Keanin Loomis, the CEO of the Hamilton Chamber of Commerce, agrees that the pandemic has hit downtown Hamilton businesses hard. Many office buildings are sitting empty, as white-collar employees work from home, and the growing number of homeless people downtown is more noticeable, he says.  

Loomis says the pandemic has made the issue of affordable housing more urgent. But building more affordable-housing units will only satisfy a certain percentage of the need, he says.

Noting that in October, the federal government gave $10.8 million to Hamilton to spend on rapid-housing units, Loomis recommends “creative” methods such as buying hotels, or investing in micro-housing to address the immediate need.
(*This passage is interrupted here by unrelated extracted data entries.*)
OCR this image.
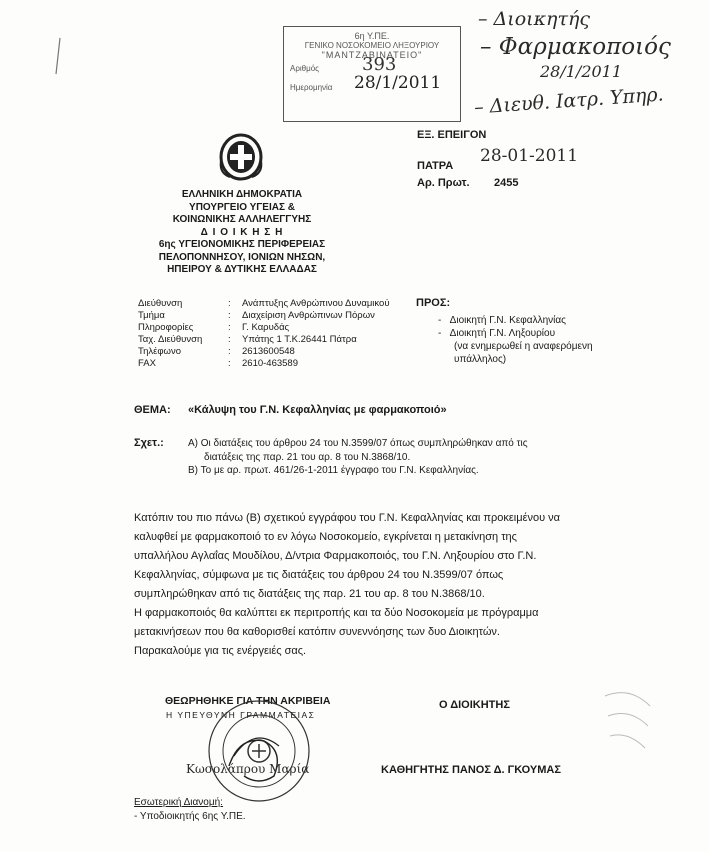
6η Υ.ΠΕ.
ΓΕΝΙΚΟ ΝΟΣΟΚΟΜΕΙΟ ΛΗΞΟΥΡΙΟΥ
"ΜΑΝΤΖΑΒΙΝΑΤΕΙΟ"
Αριθμός 393
Ημερομηνία 28/1/2011
– Διοικητής
– Φαρμακοποιός
28/1/2011
– Διευθ. Ιατρ. Υπηρ.
ΕΛΛΗΝΙΚΗ ΔΗΜΟΚΡΑΤΙΑ
ΥΠΟΥΡΓΕΙΟ ΥΓΕΙΑΣ &
ΚΟΙΝΩΝΙΚΗΣ ΑΛΛΗΛΕΓΓΥΗΣ
Δ Ι Ο Ι Κ Η Σ Η
6ης ΥΓΕΙΟΝΟΜΙΚΗΣ ΠΕΡΙΦΕΡΕΙΑΣ
ΠΕΛΟΠΟΝΝΗΣΟΥ, ΙΟΝΙΩΝ ΝΗΣΩΝ,
ΗΠΕΙΡΟΥ & ΔΥΤΙΚΗΣ ΕΛΛΑΔΑΣ
ΕΞ. ΕΠΕΙΓΟΝ
ΠΑΤΡΑ 28-01-2011
Αρ. Πρωτ. 2455
Διεύθυνση	:	Ανάπτυξης Ανθρώπινου Δυναμικού
Τμήμα	:	Διαχείριση Ανθρώπινων Πόρων
Πληροφορίες	:	Γ. Καρυδάς
Ταχ. Διεύθυνση	:	Υπάτης 1 Τ.Κ.26441 Πάτρα
Τηλέφωνο	:	2613600548
FAX	:	2610-463589
ΠΡΟΣ:
-   Διοικητή Γ.Ν. Κεφαλληνίας
-   Διοικητή Γ.Ν. Ληξουρίου
(να ενημερωθεί η αναφερόμενη
υπάλληλος)
ΘΕΜΑ: «Κάλυψη του Γ.Ν. Κεφαλληνίας με φαρμακοποιό»
Σχετ.: Α) Οι διατάξεις του άρθρου 24 του Ν.3599/07 όπως συμπληρώθηκαν από τις
διατάξεις της παρ. 21 του αρ. 8 του Ν.3868/10.
Β) Το με αρ. πρωτ. 461/26-1-2011 έγγραφο του Γ.Ν. Κεφαλληνίας.
Κατόπιν του πιο πάνω (Β) σχετικού εγγράφου του Γ.Ν. Κεφαλληνίας και προκειμένου να
καλυφθεί με φαρμακοποιό το εν λόγω Νοσοκομείο, εγκρίνεται η μετακίνηση της
υπαλλήλου Αγλαΐας Μουδίλου, Δ/ντρια Φαρμακοποιός, του Γ.Ν. Ληξουρίου στο Γ.Ν.
Κεφαλληνίας, σύμφωνα με τις διατάξεις του άρθρου 24 του Ν.3599/07 όπως
συμπληρώθηκαν από τις διατάξεις της παρ. 21 του αρ. 8 του Ν.3868/10.
Η φαρμακοποιός θα καλύπτει εκ περιτροπής και τα δύο Νοσοκομεία με πρόγραμμα
μετακινήσεων που θα καθορισθεί κατόπιν συνεννόησης των δυο Διοικητών.
Παρακαλούμε για τις ενέργειές σας.
ΘΕΩΡΗΘΗΚΕ ΓΙΑ ΤΗΝ ΑΚΡΙΒΕΙΑ
Η ΥΠΕΥΘΥΝΗ ΓΡΑΜΜΑΤΕΙΑΣ
Κωσολάπρου Μαρία
Ο ΔΙΟΙΚΗΤΗΣ
ΚΑΘΗΓΗΤΗΣ ΠΑΝΟΣ Δ. ΓΚΟΥΜΑΣ
Εσωτερική Διανομή:
- Υποδιοικητής 6ης Υ.ΠΕ.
Once the pandemic passes, he says, he hopes the Lower City’s office towers will be repopulated, and new condo buildings will be filled as the city recovers from the pandemic. He’s also hoping the Hamilton intra-city LRT is resuscitated. While the province cancelled the project in 2019, the Ontario government is now pitching it to the federal government as a priority transit project in need of funding in the Greater Toronto and Hamilton Area.

Building boom

Such investments “will unleash a building boom in downtown Hamilton,” says Loomis. “The trajectory will not just continue along its path, but in fact be accelerated because of the need for post-COVID stimulus.”

Meanwhile, the pace of development for industrial buildings in Hamilton has been record-breaking during the pandemic, says Norm Schleehahn, the City of Hamilton’s director of economic development. He says 2.5 million square feet of buildings are going up for companies like Amazon and delivery company DHL. Most of the projects that had been planned for Hamilton before the pandemic are still going forward, says Schleehahn.
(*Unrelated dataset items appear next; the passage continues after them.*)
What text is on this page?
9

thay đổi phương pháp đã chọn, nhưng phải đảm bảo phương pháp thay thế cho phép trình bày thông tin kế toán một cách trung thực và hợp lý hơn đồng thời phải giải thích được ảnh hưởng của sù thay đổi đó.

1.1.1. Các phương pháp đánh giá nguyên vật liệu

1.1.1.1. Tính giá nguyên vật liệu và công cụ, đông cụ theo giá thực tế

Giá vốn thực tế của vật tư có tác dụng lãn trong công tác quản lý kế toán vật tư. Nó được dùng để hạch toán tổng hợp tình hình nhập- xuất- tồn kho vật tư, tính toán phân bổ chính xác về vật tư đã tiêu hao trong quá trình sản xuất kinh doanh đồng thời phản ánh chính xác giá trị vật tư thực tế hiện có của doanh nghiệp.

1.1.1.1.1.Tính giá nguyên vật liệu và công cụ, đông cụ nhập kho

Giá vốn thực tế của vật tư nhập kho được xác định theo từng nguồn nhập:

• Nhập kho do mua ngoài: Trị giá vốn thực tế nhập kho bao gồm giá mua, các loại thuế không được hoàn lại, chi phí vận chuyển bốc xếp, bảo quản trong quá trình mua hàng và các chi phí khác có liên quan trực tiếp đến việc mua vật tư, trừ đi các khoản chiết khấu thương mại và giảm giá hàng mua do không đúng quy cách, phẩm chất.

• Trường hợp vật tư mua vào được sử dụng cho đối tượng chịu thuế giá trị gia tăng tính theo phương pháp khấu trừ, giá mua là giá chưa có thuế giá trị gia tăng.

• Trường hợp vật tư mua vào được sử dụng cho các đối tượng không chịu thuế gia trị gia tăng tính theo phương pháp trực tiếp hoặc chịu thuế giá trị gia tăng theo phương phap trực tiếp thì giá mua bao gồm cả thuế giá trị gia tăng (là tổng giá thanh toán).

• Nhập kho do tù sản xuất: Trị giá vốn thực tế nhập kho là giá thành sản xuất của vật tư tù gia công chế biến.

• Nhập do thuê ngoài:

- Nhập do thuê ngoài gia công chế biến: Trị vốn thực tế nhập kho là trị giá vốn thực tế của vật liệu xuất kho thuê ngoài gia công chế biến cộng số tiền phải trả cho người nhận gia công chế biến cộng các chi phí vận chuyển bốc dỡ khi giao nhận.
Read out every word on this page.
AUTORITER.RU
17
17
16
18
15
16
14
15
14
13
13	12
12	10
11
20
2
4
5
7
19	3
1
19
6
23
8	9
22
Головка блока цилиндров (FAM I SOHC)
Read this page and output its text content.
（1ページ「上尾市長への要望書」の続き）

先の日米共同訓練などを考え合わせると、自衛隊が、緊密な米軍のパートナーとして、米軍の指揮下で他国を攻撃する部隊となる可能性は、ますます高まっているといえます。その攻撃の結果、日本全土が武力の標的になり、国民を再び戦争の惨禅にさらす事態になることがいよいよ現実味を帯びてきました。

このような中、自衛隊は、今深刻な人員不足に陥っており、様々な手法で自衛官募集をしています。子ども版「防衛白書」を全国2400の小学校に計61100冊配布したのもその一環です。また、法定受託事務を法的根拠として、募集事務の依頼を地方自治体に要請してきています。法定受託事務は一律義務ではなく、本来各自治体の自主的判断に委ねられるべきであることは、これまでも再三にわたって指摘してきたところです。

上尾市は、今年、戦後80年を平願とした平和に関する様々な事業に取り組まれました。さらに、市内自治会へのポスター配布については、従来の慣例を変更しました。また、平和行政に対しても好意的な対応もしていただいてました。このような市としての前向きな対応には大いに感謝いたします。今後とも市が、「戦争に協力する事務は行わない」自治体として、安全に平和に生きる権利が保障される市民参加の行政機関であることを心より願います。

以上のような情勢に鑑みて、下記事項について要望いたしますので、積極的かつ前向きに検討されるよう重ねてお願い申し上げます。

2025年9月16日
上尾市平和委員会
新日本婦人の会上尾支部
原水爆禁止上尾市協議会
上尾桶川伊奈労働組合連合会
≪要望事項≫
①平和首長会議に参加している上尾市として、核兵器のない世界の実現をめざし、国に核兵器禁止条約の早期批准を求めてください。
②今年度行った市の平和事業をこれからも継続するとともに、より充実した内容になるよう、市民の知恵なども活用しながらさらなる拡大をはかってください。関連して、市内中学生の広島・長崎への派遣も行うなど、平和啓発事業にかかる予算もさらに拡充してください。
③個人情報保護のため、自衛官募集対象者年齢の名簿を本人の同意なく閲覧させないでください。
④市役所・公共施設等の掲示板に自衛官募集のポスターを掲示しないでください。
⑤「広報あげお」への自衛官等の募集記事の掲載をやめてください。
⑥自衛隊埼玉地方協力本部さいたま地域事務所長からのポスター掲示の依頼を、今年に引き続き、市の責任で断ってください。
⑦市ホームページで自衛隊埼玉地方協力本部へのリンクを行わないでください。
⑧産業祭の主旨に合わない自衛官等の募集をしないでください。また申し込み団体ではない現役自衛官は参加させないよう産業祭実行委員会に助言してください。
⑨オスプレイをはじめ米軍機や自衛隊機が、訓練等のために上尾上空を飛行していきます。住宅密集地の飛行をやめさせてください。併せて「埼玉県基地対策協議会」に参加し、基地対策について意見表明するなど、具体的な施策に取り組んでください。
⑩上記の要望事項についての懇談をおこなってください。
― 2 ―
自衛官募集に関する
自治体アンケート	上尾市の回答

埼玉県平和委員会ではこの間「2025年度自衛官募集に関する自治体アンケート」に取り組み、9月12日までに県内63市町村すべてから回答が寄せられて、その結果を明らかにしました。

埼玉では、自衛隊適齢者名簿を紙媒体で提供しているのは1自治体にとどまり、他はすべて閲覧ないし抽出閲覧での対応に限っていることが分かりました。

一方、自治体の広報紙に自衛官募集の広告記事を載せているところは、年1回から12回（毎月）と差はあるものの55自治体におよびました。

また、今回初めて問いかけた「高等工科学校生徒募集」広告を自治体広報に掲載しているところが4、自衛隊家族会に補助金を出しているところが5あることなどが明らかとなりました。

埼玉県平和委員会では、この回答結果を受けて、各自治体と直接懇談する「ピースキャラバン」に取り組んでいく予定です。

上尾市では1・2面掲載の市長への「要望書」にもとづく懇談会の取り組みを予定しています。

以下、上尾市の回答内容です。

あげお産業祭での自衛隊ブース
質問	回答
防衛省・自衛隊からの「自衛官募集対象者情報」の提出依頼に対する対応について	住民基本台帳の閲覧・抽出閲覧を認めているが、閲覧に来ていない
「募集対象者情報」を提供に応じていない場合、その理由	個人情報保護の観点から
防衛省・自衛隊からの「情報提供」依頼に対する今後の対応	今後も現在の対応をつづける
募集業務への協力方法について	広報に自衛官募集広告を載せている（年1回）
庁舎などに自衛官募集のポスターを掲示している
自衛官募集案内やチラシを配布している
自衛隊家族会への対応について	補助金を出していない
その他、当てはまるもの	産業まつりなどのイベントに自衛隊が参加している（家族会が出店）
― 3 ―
As the economy picks up, the city must ensure its incentive programs for developers don’t encourage so-called “renovictions,” says Schleehahn. “We have to make sure that we don’t leave anyone behind.”

Power would like to see a moratorium on evictions and forgiveness of rent debt, arguing that landlords can afford it.
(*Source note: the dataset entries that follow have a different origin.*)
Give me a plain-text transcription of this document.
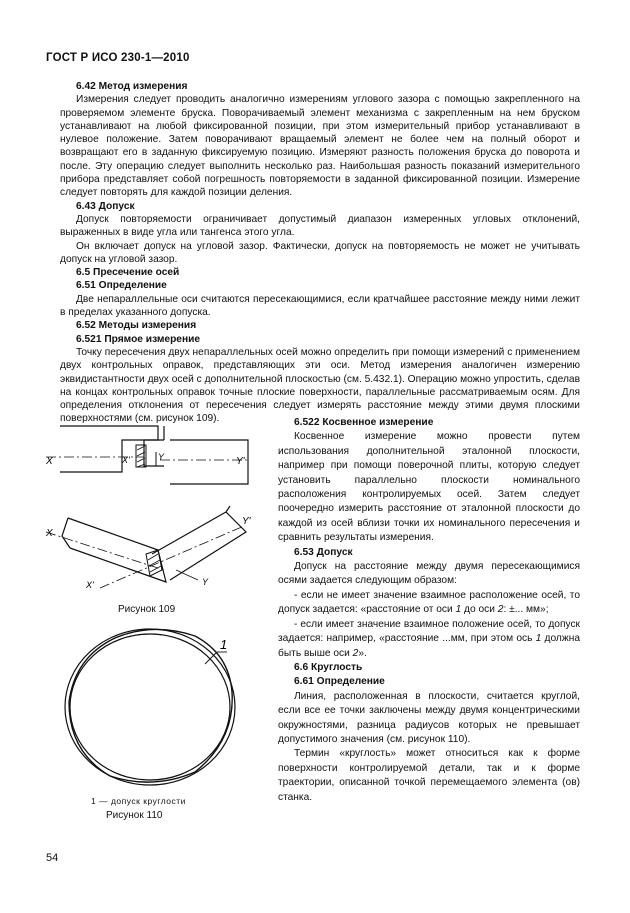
ГОСТ Р ИСО 230-1—2010
6.42 Метод измерения
Измерения следует проводить аналогично измерениям углового зазора с помощью закрепленного на проверяемом элементе бруска. Поворачиваемый элемент механизма с закрепленным на нем бруском устанавливают на любой фиксированной позиции, при этом измерительный прибор устанавливают в нулевое положение. Затем поворачивают вращаемый элемент не более чем на полный оборот и возвращают его в заданную фиксируемую позицию. Измеряют разность положения бруска до поворота и после. Эту операцию следует выполнить несколько раз. Наибольшая разность показаний измерительного прибора представляет собой погрешность повторяемости в заданной фиксированной позиции. Измерение следует повторять для каждой позиции деления.
6.43 Допуск
Допуск повторяемости ограничивает допустимый диапазон измеренных угловых отклонений, выраженных в виде угла или тангенса этого угла.
Он включает допуск на угловой зазор. Фактически, допуск на повторяемость не может не учитывать допуск на угловой зазор.
6.5 Пресечение осей
6.51 Определение
Две непараллельные оси считаются пересекающимися, если кратчайшее расстояние между ними лежит в пределах указанного допуска.
6.52 Методы измерения
6.521 Прямое измерение
Точку пересечения двух непараллельных осей можно определить при помощи измерений с применением двух контрольных оправок, представляющих эти оси. Метод измерения аналогичен измерению эквидистантности двух осей с дополнительной плоскостью (см. 5.432.1). Операцию можно упростить, сделав на концах контрольных оправок точные плоские поверхности, параллельные рассматриваемым осям. Для определения отклонения от пересечения следует измерять расстояние между этими двумя плоскими поверхностями (см. рисунок 109).
X	X'	Y	Y'
X
X'	Y
Y'
Рисунок 109
1
1 — допуск круглости
Рисунок 110
6.522 Косвенное измерение
Косвенное измерение можно провести путем использования дополнительной эталонной плоскости, например при помощи поверочной плиты, которую следует установить параллельно плоскости номинального расположения контролируемых осей. Затем следует поочередно измерить расстояние от эталонной плоскости до каждой из осей вблизи точки их номинального пересечения и сравнить результаты измерения.
6.53 Допуск
Допуск на расстояние между двумя пересекающимися осями задается следующим образом:
- если не имеет значение взаимное расположение осей, то допуск задается: «расстояние от оси 1 до оси 2: ±... мм»;
- если имеет значение взаимное положение осей, то допуск задается: например, «расстояние ...мм, при этом ось 1 должна быть выше оси 2».
6.6 Круглость
6.61 Определение
Линия, расположенная в плоскости, считается круглой, если все ее точки заключены между двумя концентрическими окружностями, разница радиусов которых не превышает допустимого значения (см. рисунок 110).
Термин «круглость» может относиться как к форме поверхности контролируемой детали, так и к форме траектории, описанной точкой перемещаемого элемента (ов) станка.
54
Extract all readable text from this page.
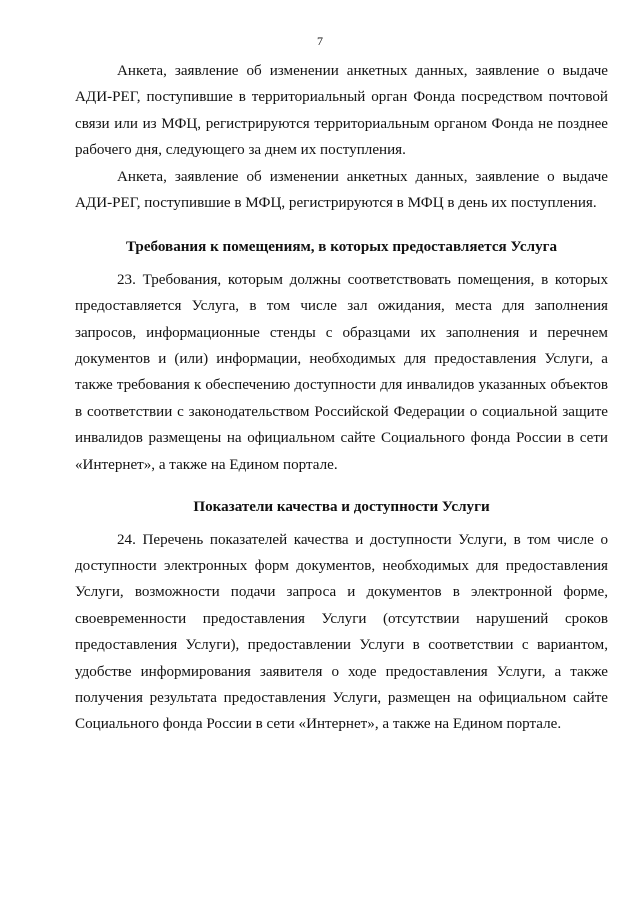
7

Анкета, заявление об изменении анкетных данных, заявление о выдаче АДИ-РЕГ, поступившие в территориальный орган Фонда посредством почтовой связи или из МФЦ, регистрируются территориальным органом Фонда не позднее рабочего дня, следующего за днем их поступления.

Анкета, заявление об изменении анкетных данных, заявление о выдаче АДИ-РЕГ, поступившие в МФЦ, регистрируются в МФЦ в день их поступления.

Требования к помещениям, в которых предоставляется Услуга

23. Требования, которым должны соответствовать помещения, в которых предоставляется Услуга, в том числе зал ожидания, места для заполнения запросов, информационные стенды с образцами их заполнения и перечнем документов и (или) информации, необходимых для предоставления Услуги, а также требования к обеспечению доступности для инвалидов указанных объектов в соответствии с законодательством Российской Федерации о социальной защите инвалидов размещены на официальном сайте Социального фонда России в сети «Интернет», а также на Едином портале.

Показатели качества и доступности Услуги

24. Перечень показателей качества и доступности Услуги, в том числе о доступности электронных форм документов, необходимых для предоставления Услуги, возможности подачи запроса и документов в электронной форме, своевременности предоставления Услуги (отсутствии нарушений сроков предоставления Услуги), предоставлении Услуги в соответствии с вариантом, удобстве информирования заявителя о ходе предоставления Услуги, а также получения результата предоставления Услуги, размещен на официальном сайте Социального фонда России в сети «Интернет», а также на Едином портале.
Tenants should organize to fight for affordable housing, she says. “Many of your neighbours are facing the same problems,” says Power. “You’re stronger if you work together.”

“Many of your neighbours are facing the same problems. You’re stronger if you work together.”

Emily Power, a former volunteer organizer with the Hamilton Tenants’ Solidarity Network

Doucet says that there needs to be substantial policy transformation, post-pandemic, to address the twin problems of gentrification and the lack of affordable housing.

For investors “who treat housing as a commodity, who buy and sell and maximize its economic value rather than its value as a home,” says Doucet, “this is not a crisis. This is a huge opportunity, and it has been boom-times for the last decade, or more.”

He says lawmakers need to curb speculation in the housing market and invest in affordable housing, which is a federal responsibility. Canada is a rich country, and if we taxed higher earners more, we could spend more on affordable housing, says Doucet.

Housing policy should build non-market, affordable housing rather than subsidizing private landlords by giving people money to top up their rent, he argues.

There are also some Hamilton-specific solutions, Doucet says. For example, Hamilton has a lot of public land, often in the form of parking lots or surplus sites. Instead of selling them, the city could use these sites for genuinely affordable housing by working with non-profit and non-market organizations, Doucet says.

Public land can also have special ownership restrictions, effectively banning the use of Airbnb or multi-property ownership on the land, says Doucet. He says he is skeptical of the achievement of genuinely affordable, non-market housing in a private development on private land, even with amendments such as inclusionary zoning.

“The housing market, in many ways, is doing what it should be doing,” says Doucet. “Housing can’t be seen as a secure place to live, and a source of investment and speculation. It  doesn’t work like that.” If we continue to conflate these two roles for housing, he argues, “then you get a messed-up system like we have.”